State { target = $ARGUMENTS samples = [] patterns = [] conflicts = [] }

Constraints

Always:

  • Survey at least 3-5 representative files of each type before declaring a pattern.
  • Provide concrete file:line evidence for every detected pattern.
  • Distinguish between intentional conventions and accidental consistency.
  • Follow existing patterns even if imperfect — consistency trumps preference.
  • Check tests for patterns too — test code reveals expected conventions.
  • Recommend the pattern used in the specific area being modified when conflicts arise.
  • When tied on conflicts, prefer the pattern with tooling enforcement.

Never:

  • Declare a pattern from a single file occurrence.
  • Assume patterns from other projects apply to this codebase.
  • Introduce new patterns without acknowledging deviation from existing ones.
  • Ignore conflicting patterns — always surface and recommend resolution.

Reference Materials

  • Pattern Catalogs — Naming, architecture, testing, and organization pattern catalogs with detection guidance
  • Common Patterns — Concrete examples of pattern recognition and application in real codebases

Workflow

1. Survey Files

Determine scope:

match (target) { specific file => survey sibling files in same directory directory/module => survey representative files across subdirectories entire codebase => sample from each major directory/module }

For each scope, collect representative samples:

  1. Read 3-5 files of each relevant type (source, test, config).
  2. Prioritize files in the same module/feature as the target.
  3. Include style guides, CONTRIBUTING.md, linter configs if present.
  4. Note file ages — newer files may represent intended direction.

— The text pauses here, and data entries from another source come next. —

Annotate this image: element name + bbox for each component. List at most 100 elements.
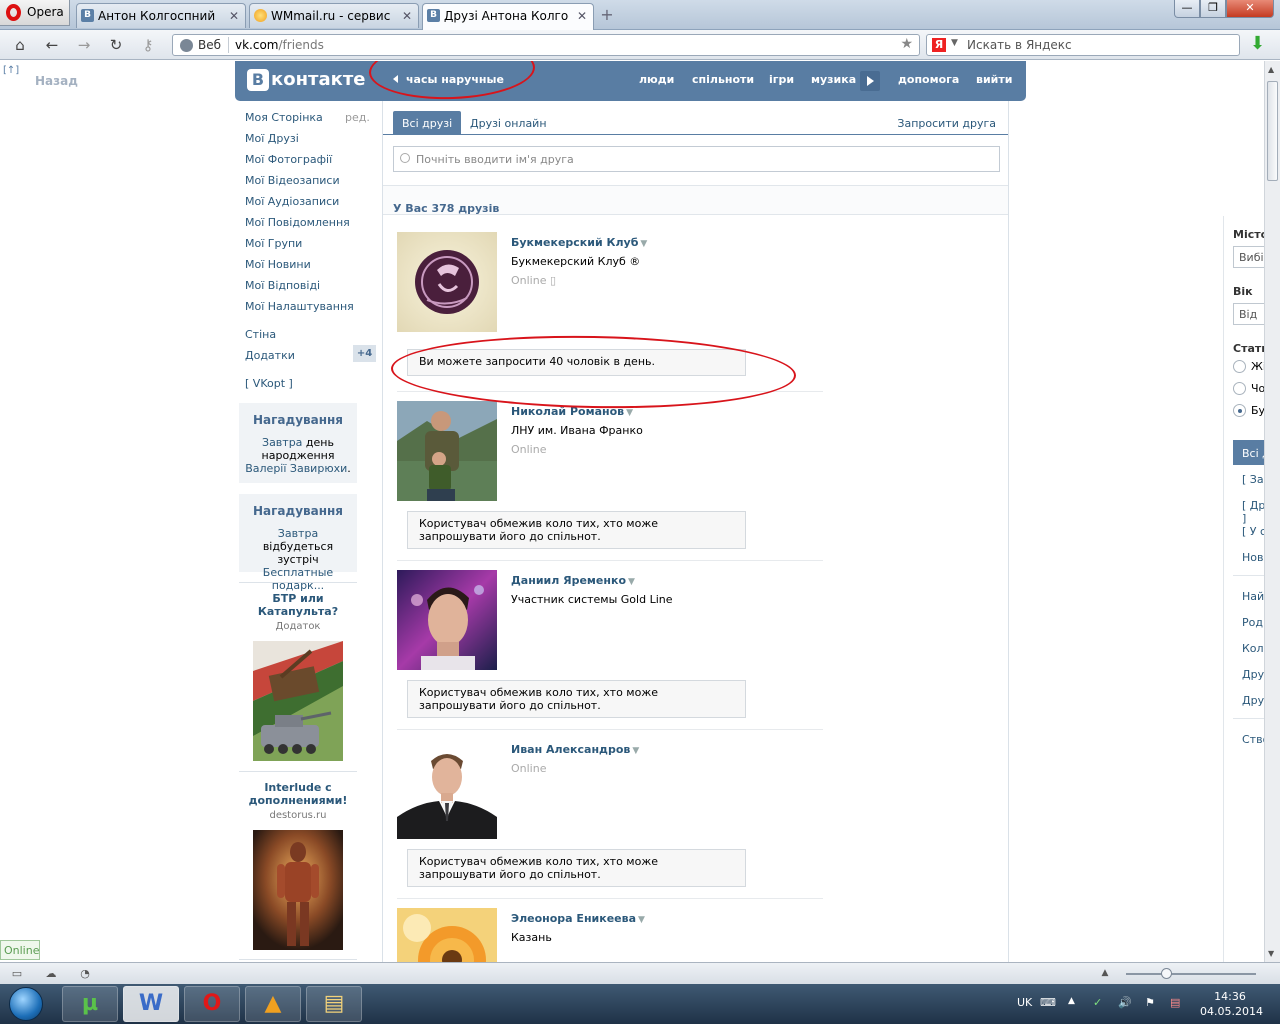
status-text[interactable]: часы наручные bbox=[406, 73, 504, 86]
browser-tab-2[interactable]: WMmail.ru - сервис п... ✕ bbox=[249, 3, 419, 28]
menu-my-groups[interactable]: Мої Групи bbox=[245, 237, 302, 250]
menu-my-photos[interactable]: Мої Фотографії bbox=[245, 153, 332, 166]
gender-any-radio[interactable]: Будь-яка bbox=[1233, 404, 1264, 417]
friend-menu-caret-icon[interactable]: ▼ bbox=[632, 746, 639, 756]
friend-avatar[interactable] bbox=[397, 739, 497, 839]
nav-communities[interactable]: спільноти bbox=[692, 73, 754, 86]
list-by-gender[interactable]: [ У списки за статтю ] bbox=[1233, 518, 1264, 543]
friend-search-input[interactable]: Почніть вводити ім'я друга bbox=[393, 146, 1000, 172]
menu-my-audios[interactable]: Мої Аудіозаписи bbox=[245, 195, 339, 208]
nav-logout[interactable]: вийти bbox=[976, 73, 1012, 86]
download-arrow-icon[interactable]: ⬇ bbox=[1250, 34, 1268, 54]
keyboard-language[interactable]: UK bbox=[1017, 996, 1032, 1009]
tab-close-icon[interactable]: ✕ bbox=[402, 9, 412, 23]
friend-name[interactable]: Букмекерский Клуб ▼ bbox=[511, 236, 647, 249]
scroll-up-arrow-icon[interactable]: ▲ bbox=[1268, 65, 1274, 74]
zoom-slider-track[interactable] bbox=[1126, 973, 1256, 975]
friend-avatar[interactable] bbox=[397, 401, 497, 501]
opera-menu-button[interactable]: Opera bbox=[0, 0, 70, 26]
edit-link[interactable]: ред. bbox=[345, 111, 370, 124]
aimp-icon[interactable]: ▲ bbox=[245, 986, 301, 1022]
menu-my-page[interactable]: Моя Сторінка bbox=[245, 111, 323, 124]
reload-icon[interactable]: ↻ bbox=[107, 36, 125, 54]
menu-my-settings[interactable]: Мої Налаштування bbox=[245, 300, 354, 313]
menu-my-news[interactable]: Мої Новини bbox=[245, 258, 311, 271]
vk-logo[interactable]: Вконтакте bbox=[247, 69, 365, 91]
action-center-flag-icon[interactable]: ⚑ bbox=[1145, 996, 1155, 1009]
friend-name[interactable]: Даниил Яременко ▼ bbox=[511, 574, 635, 587]
turbo-gauge-icon[interactable]: ◔ bbox=[78, 967, 92, 980]
forward-arrow-icon[interactable]: → bbox=[75, 36, 93, 54]
list-blocked[interactable]: [ Заблоковані ] bbox=[1233, 466, 1264, 491]
menu-my-messages[interactable]: Мої Повідомлення bbox=[245, 216, 350, 229]
opera-icon[interactable]: O bbox=[184, 986, 240, 1022]
scrollbar-thumb[interactable] bbox=[1267, 81, 1278, 181]
friend-name[interactable]: Элеонора Еникеева ▼ bbox=[511, 912, 645, 925]
windows-start-icon[interactable] bbox=[9, 987, 43, 1021]
yandex-search-box[interactable]: Я ▼ Искать в Яндекс bbox=[926, 34, 1240, 56]
window-maximize-button[interactable]: ❐ bbox=[1200, 0, 1226, 18]
menu-wall[interactable]: Стіна bbox=[245, 328, 276, 341]
search-engine-dropdown-icon[interactable]: ▼ bbox=[951, 38, 958, 48]
back-up-button[interactable]: [↑] bbox=[3, 65, 19, 76]
menu-my-videos[interactable]: Мої Відеозаписи bbox=[245, 174, 340, 187]
key-icon[interactable]: ⚷ bbox=[139, 36, 157, 54]
tab-all-friends[interactable]: Всі друзі bbox=[393, 111, 462, 134]
friend-menu-caret-icon[interactable]: ▼ bbox=[628, 577, 635, 587]
list-university-friends[interactable]: Друзі по ВНЗ bbox=[1233, 661, 1264, 686]
list-best-friends[interactable]: Найкращі друзі bbox=[1233, 583, 1264, 608]
friend-menu-caret-icon[interactable]: ▼ bbox=[626, 408, 633, 418]
list-all-friends[interactable]: Всі друзі bbox=[1233, 440, 1264, 465]
ad-1-title[interactable]: БТР или Катапульта? bbox=[239, 592, 357, 618]
ad-2-title[interactable]: Interlude с дополнениями! bbox=[239, 781, 357, 807]
music-play-icon[interactable] bbox=[860, 71, 880, 91]
list-school-friends[interactable]: Друзі по школі bbox=[1233, 687, 1264, 712]
tray-expand-icon[interactable]: ▲ bbox=[1068, 996, 1075, 1006]
list-new-friends[interactable]: Нові друзі bbox=[1233, 544, 1264, 569]
reminder-event-link[interactable]: Бесплатные подарк... bbox=[263, 566, 333, 592]
zoom-slider-knob[interactable] bbox=[1161, 968, 1172, 979]
friend-avatar[interactable] bbox=[397, 570, 497, 670]
gender-male-radio[interactable]: Чоловіча bbox=[1233, 382, 1264, 395]
explorer-icon[interactable]: ▤ bbox=[306, 986, 362, 1022]
browser-tab-3[interactable]: B Друзі Антона Колгосп... ✕ bbox=[422, 3, 594, 30]
home-icon[interactable]: ⌂ bbox=[11, 36, 29, 54]
friend-menu-caret-icon[interactable]: ▼ bbox=[638, 915, 645, 925]
reminder-person-link[interactable]: Валерії Завирюхи bbox=[245, 462, 347, 475]
online-status-chip[interactable]: Online bbox=[0, 940, 40, 960]
opera-unite-cloud-icon[interactable]: ☁ bbox=[44, 967, 58, 980]
new-tab-plus-icon[interactable]: + bbox=[598, 6, 616, 24]
word-icon[interactable]: W bbox=[123, 986, 179, 1022]
menu-vkopt[interactable]: [ VKopt ] bbox=[245, 377, 293, 390]
tab-close-icon[interactable]: ✕ bbox=[577, 9, 587, 23]
city-select[interactable]: Вибір міста bbox=[1233, 246, 1264, 268]
keyboard-icon[interactable]: ⌨ bbox=[1040, 996, 1056, 1009]
list-colleagues[interactable]: Колеги bbox=[1233, 635, 1264, 660]
back-link[interactable]: Назад bbox=[35, 74, 78, 88]
friend-menu-caret-icon[interactable]: ▼ bbox=[640, 239, 647, 249]
list-outside-lists[interactable]: [ Друзі поза списками ] bbox=[1233, 492, 1264, 525]
nav-games[interactable]: ігри bbox=[769, 73, 794, 86]
menu-my-answers[interactable]: Мої Відповіді bbox=[245, 279, 320, 292]
ad-1-image[interactable] bbox=[253, 641, 343, 761]
back-arrow-icon[interactable]: ← bbox=[43, 36, 61, 54]
nav-people[interactable]: люди bbox=[639, 73, 674, 86]
volume-icon[interactable]: 🔊 bbox=[1118, 996, 1132, 1009]
reminder-link[interactable]: Завтра bbox=[262, 436, 302, 449]
tab-friends-online[interactable]: Друзі онлайн bbox=[461, 111, 556, 134]
age-from-select[interactable]: Від bbox=[1233, 303, 1264, 325]
network-icon[interactable]: ▤ bbox=[1170, 996, 1180, 1009]
security-shield-icon[interactable]: ✓ bbox=[1093, 996, 1102, 1009]
address-bar[interactable]: Веб vk.com/friends ★ bbox=[172, 34, 920, 56]
friend-avatar[interactable] bbox=[397, 908, 497, 962]
address-url[interactable]: vk.com/friends bbox=[235, 38, 324, 52]
window-close-button[interactable]: ✕ bbox=[1226, 0, 1274, 18]
friend-avatar[interactable] bbox=[397, 232, 497, 332]
tab-close-icon[interactable]: ✕ bbox=[229, 9, 239, 23]
zoom-out-icon[interactable]: ▲ bbox=[1098, 967, 1112, 980]
gender-female-radio[interactable]: Жіноча bbox=[1233, 360, 1264, 373]
system-clock[interactable]: 14:36 04.05.2014 bbox=[1200, 989, 1263, 1019]
nav-music[interactable]: музика bbox=[811, 73, 856, 86]
panel-toggle-icon[interactable]: ▭ bbox=[10, 967, 24, 980]
ad-2-image[interactable] bbox=[253, 830, 343, 950]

Read reference/pattern-catalogs.md for detection guidance.

2. Identify Patterns

Scan samples across each PatternCategory:

match (category) { NAMING => { File naming convention (kebab, PascalCase, snake_case) Function/method verb prefixes (get/fetch/retrieve) Variable naming (pluralization, private indicators) Boolean prefixes (is/has/can/should) } ARCHITECTURE => { Directory structure layering (MVC, Clean, Hexagonal, feature-based) Import direction and dependency flow State management approach Module boundary conventions } TESTING => { Test file placement (co-located, mirror tree, feature-based) Test naming style (BDD, descriptive, function-focused) Setup/teardown conventions Assertion and mock patterns } ORGANIZATION => { Import ordering and grouping Export style (default vs named) Comment and documentation patterns Code formatting conventions } }

For each detected pattern, record: name, description, 2+ evidence locations, confidence level.

3. Verify Intentionality

For each detected pattern:

  1. Check if documented in style guide or CONTRIBUTING.md.
  2. Check linter/formatter configs that enforce it.
  3. Count occurrences — high consistency = likely intentional.
  4. Check commit history — was it introduced deliberately?

Assign confidence:

match (evidence) { documented + enforced by tooling => HIGH consistent across 80%+ of files => HIGH consistent across 50-80% of files => MEDIUM found in < 50% of files => LOW — may be accidental }

4. Detect Conflicts

Compare patterns within each category for inconsistencies (e.g., some files use camelCase, others use snake_case).

For each conflict:

  1. Identify both variations with evidence.
  2. Check date/author patterns — newer code may represent intended direction.
  3. Check if one variation is in the target area being modified.
  4. Recommend which pattern to follow with rationale.

5. Document Patterns

Produce PatternReport:

  1. Confirmed patterns (HIGH confidence first).
  2. Probable patterns (MEDIUM confidence).
  3. Conflicts detected with resolution recommendations.
  4. Recommendations for new code in the target area.